戦猪はハイレートクライム――急激な上昇機動で高空を目指す。矢のように雲へ突っこむと、ふと、全身が溶ける感覚が。悪魔召喚魔法陣でよく味わう、水へ落ちたラムネ玉になった気分になるあれだ。
(うほほぅ!)
そんな感触と、強い加速度と、天界の光景への期待。それらがいっぺんに襲ってきたから、喜びと楽しさでお腹の底がひくひく笑ってしまう。
直後、猪は雲を抜けた。急角度の上昇は静流のようななめらかさで水平飛行へ切り替わり、ずいぶん近くなった太陽が旅行者たちへ「こんにちは」を告げる。
眼下の雲海はモコモコと波打って、頭上にはシニッカの髪みたいに黒みを帯びた青色があって。

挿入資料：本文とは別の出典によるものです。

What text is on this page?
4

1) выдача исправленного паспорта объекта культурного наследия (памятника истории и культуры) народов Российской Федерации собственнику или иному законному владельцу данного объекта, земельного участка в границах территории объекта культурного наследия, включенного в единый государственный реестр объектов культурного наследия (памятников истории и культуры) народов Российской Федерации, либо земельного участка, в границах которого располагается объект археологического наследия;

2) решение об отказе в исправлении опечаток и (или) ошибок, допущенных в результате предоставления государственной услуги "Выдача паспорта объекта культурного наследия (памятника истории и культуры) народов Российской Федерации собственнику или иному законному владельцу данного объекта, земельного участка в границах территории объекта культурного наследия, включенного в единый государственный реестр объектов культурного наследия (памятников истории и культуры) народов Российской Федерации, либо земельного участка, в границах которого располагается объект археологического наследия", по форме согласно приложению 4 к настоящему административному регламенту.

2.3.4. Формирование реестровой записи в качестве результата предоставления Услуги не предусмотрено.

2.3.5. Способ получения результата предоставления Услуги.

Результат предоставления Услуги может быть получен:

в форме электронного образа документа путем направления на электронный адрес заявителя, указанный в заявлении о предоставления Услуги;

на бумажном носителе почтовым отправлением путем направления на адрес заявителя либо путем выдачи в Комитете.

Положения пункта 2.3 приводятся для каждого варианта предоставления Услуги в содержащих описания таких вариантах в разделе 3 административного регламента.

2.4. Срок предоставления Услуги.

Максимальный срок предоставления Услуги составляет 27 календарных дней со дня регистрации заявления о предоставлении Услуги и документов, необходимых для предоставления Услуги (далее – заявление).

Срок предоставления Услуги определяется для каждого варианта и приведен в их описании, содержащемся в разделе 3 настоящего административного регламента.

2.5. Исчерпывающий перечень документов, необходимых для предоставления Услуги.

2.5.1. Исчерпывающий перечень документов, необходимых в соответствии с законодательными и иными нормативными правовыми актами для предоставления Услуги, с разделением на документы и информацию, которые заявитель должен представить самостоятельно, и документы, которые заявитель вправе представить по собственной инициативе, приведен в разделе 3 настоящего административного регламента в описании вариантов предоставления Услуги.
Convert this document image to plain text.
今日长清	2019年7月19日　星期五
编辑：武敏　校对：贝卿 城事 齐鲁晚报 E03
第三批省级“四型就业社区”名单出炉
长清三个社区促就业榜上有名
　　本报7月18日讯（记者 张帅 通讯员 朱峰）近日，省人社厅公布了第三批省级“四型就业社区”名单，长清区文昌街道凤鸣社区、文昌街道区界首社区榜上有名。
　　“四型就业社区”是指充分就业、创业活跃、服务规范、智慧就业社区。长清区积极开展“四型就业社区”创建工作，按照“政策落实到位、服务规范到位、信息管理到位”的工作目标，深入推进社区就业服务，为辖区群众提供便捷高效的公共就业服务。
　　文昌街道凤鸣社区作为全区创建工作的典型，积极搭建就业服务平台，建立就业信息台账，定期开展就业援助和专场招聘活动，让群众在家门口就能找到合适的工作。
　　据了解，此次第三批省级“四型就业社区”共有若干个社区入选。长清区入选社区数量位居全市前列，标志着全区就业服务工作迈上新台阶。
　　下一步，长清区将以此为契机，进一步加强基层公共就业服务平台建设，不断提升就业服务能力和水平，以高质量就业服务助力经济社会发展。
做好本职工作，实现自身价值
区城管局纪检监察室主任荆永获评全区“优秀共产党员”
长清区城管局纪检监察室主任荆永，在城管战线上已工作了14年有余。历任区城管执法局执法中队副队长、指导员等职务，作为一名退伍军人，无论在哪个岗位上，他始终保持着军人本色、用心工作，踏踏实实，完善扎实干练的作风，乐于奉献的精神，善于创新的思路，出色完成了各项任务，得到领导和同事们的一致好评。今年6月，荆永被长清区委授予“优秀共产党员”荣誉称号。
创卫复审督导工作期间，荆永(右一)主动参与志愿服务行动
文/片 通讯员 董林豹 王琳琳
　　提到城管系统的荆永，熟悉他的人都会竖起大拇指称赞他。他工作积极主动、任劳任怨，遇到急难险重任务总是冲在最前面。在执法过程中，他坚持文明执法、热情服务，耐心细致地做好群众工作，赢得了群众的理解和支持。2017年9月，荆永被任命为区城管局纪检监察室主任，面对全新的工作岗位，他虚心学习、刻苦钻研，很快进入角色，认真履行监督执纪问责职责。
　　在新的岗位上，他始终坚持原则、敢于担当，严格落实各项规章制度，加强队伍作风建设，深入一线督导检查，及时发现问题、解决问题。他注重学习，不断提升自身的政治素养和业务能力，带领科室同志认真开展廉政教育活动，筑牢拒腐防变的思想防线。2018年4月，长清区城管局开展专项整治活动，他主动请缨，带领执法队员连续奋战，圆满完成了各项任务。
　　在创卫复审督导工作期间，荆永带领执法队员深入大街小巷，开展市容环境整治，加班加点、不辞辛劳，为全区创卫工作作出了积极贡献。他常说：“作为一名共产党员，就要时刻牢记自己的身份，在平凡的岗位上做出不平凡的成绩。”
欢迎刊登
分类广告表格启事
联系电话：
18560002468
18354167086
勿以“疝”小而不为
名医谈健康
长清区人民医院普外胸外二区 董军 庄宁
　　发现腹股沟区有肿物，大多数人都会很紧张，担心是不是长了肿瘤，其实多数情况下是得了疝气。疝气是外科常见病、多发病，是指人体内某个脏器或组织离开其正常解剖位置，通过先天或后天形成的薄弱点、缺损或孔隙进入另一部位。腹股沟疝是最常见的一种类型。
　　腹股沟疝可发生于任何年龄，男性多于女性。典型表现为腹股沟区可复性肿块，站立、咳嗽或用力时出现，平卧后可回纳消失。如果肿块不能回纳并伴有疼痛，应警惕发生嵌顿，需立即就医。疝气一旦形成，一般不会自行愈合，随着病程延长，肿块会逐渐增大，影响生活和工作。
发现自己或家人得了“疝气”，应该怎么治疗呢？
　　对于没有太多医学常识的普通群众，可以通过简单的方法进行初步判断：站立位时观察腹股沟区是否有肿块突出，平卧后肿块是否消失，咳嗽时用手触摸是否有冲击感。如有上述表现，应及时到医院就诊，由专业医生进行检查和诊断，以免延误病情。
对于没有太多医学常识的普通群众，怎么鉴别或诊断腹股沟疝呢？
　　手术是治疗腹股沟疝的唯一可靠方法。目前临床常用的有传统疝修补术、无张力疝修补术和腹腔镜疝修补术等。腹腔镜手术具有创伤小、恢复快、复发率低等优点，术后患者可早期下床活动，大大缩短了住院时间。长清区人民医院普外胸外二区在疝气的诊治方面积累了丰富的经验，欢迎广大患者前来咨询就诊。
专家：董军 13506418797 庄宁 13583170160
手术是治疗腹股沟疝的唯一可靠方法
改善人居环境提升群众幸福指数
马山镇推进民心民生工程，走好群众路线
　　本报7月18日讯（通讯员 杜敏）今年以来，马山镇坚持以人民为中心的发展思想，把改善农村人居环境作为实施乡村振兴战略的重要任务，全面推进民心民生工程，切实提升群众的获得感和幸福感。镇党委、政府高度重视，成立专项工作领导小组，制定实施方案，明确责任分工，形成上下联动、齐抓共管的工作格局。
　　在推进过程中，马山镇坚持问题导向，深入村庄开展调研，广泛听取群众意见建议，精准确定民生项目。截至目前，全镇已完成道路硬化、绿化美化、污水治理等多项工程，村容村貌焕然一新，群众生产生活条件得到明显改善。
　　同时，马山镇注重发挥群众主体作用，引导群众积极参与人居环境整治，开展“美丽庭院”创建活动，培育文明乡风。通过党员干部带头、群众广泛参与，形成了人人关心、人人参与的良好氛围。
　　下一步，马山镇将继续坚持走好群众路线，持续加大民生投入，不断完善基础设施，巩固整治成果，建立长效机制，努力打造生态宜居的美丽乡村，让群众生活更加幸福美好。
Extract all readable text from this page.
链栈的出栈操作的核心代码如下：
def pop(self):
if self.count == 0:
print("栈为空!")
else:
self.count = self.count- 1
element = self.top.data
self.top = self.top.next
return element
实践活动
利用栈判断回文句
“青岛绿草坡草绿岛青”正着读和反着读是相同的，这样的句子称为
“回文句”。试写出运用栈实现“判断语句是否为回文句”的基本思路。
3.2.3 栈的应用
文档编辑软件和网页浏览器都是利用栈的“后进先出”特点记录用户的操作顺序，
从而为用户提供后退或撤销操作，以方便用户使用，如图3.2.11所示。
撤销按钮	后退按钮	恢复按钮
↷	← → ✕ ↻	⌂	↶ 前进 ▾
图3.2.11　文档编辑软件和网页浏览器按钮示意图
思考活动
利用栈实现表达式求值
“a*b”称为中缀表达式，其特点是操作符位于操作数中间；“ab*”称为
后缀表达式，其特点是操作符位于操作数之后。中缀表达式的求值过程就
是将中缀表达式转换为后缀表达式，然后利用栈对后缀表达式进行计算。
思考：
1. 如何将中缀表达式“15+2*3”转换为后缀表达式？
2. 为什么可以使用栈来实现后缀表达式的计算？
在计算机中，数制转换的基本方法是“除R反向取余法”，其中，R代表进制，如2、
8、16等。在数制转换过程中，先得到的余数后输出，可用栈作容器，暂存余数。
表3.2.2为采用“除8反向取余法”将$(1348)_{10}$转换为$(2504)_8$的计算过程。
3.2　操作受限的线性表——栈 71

ここは高度1万メートルより上で、つまり成層圏にいるのだ。
「うわぁ! すごい! すっごいよ!」
宇宙を見渡せるんじゃないかと思うくらい奥行きの深い空。視覚が手を持ったなら、このまま月までつかめそう。それと雲の白から空の水色が濃紺を経て黒につながるグラデーションも美しい。地球儀は固い表面を持っているけれど、実際の星というものは宇宙とやわらかい境界線を持つのだと知れた、そう言い切れるくらいに。
「ねえシニッカ! ドク! さっきまでが絶景なら、今の景色は極景かな⁉︎」
「あはは! 天界の住人が聞いたら喜ぶでしょうね」
「喜ばしいよ」
「あなたは地上の住人でしょう?」
そんなやりとりの最後、「あっ」という声を出して3人はしばらく口をつぐんだ。黄金色の毛並みのむこう、ディープブルーを背景に、緑の世界樹が近づいてきたからだ。その存在感があまりに圧倒的過ぎて、3人そろって目が釘付けに。猪が進むにつれて、ぐんぐん濃さも増してくる。いつもは空に半透明の姿を映している世界樹が、今は目の前で実体を持ちはじめているのだ。
視界を覆う範囲が増えるほどに、巨大な物体にいだく支配されるような感覚が。少々の恐怖、といってもよかったが、視野が完全に世界樹へ覆われたところで、魔女はその感情にふさわしいラベルをつけた。
畏敬だ。怖さと敬意が胸を圧迫するから、耐え切れずに胸の前で手を組みたくなる感情なのだ。
(神様もここにいらっしゃるのかな?)
もしそうなら、普段よりも近い距離でお祈りができるのかも。それも天界での楽しみのひとつになる。
巨大な枝葉をすり抜けながら天を駆ける、輝く戦猪が引く戦車に乗って、魔女と魔王と天使は、間もなく天界へおり立つのだった。